Jeanine Añez recordó este sábado que un día como hoy, en 2019, asumió como mandataria, luego de la renuncia de Evo Morales. La expresidenta del Estado aseguró que fue un acto constitucional y que volvería a hacerlo “por Bolivia”.
“Con mediación de la Iglesia, dos expresidentes y parlamentarios del MAS y de la oposición, acordaron que la vía de pacificación del país luego del fraude, renuncia y huida de Evo Morales y su cúpula, era la sucesión constitucional. Asumí mi deber por amor a Bolivia y con fe en Dios y en el pueblo, víctima de la violencia de grupos armados masistas”, publicó Añez en sus redes sociales.

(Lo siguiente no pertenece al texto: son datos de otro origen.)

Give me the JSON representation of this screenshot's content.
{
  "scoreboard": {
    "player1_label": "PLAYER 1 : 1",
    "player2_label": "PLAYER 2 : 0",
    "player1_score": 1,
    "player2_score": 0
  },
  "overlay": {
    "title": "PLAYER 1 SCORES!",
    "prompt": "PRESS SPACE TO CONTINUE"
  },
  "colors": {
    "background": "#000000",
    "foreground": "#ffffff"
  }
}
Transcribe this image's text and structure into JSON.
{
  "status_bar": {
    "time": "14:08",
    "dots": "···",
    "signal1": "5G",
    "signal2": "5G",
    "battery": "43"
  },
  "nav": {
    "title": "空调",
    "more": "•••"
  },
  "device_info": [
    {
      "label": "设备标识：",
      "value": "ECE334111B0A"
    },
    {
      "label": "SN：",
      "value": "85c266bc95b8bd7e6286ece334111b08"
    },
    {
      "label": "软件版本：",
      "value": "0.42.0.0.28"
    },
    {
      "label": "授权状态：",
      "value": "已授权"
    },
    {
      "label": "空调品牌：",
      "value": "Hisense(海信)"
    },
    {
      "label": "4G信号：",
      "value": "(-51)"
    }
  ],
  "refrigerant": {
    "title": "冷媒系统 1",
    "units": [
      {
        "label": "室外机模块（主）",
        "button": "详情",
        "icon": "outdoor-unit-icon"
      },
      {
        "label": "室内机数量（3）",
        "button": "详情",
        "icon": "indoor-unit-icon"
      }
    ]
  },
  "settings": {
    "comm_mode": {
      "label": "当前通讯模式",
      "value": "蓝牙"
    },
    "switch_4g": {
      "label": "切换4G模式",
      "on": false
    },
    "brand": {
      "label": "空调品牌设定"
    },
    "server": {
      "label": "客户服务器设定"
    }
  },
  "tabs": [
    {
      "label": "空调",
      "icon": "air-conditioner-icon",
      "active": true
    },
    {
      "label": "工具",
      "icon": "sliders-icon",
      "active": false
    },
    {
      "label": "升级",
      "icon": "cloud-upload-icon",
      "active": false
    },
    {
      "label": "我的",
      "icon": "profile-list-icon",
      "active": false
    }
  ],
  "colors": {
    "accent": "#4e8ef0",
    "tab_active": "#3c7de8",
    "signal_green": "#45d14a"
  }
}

La ex jefa de Estado fue clara al asegurar que si tuviera que cumplir de nuevo este rol, lo haría: “Asumí mi deber y volvería a hacerlo por la democracia y la libertad. El amor es más grande que el odio y a los culpables del fraude, abandono de funciones y caos, les llegará la Justicia”, dijo.
Respecto a su situación legal, que la tiene encarcelada en el centro penitenciario de Miraflores desde marzo de 2021, Añez aseguró que es una presa política y que su aprehensión es solo parte de una “venganza” de parte del Movimiento Al Socialismo. Pero aclaró que “jamás” quebrarán su espíritu.
“A tres años de mi juramento ante Dios y la Patria como Presidenta Constitucional de Bolivia, y a 609 días de mi encarcelamiento como trofeo y presa política del régimen y justicia del MAS. Jamás quebrarán mi espíritu ni mi fe. Soy inocente: Amo, resisto y lucho. ¡Viva Bolivia!”.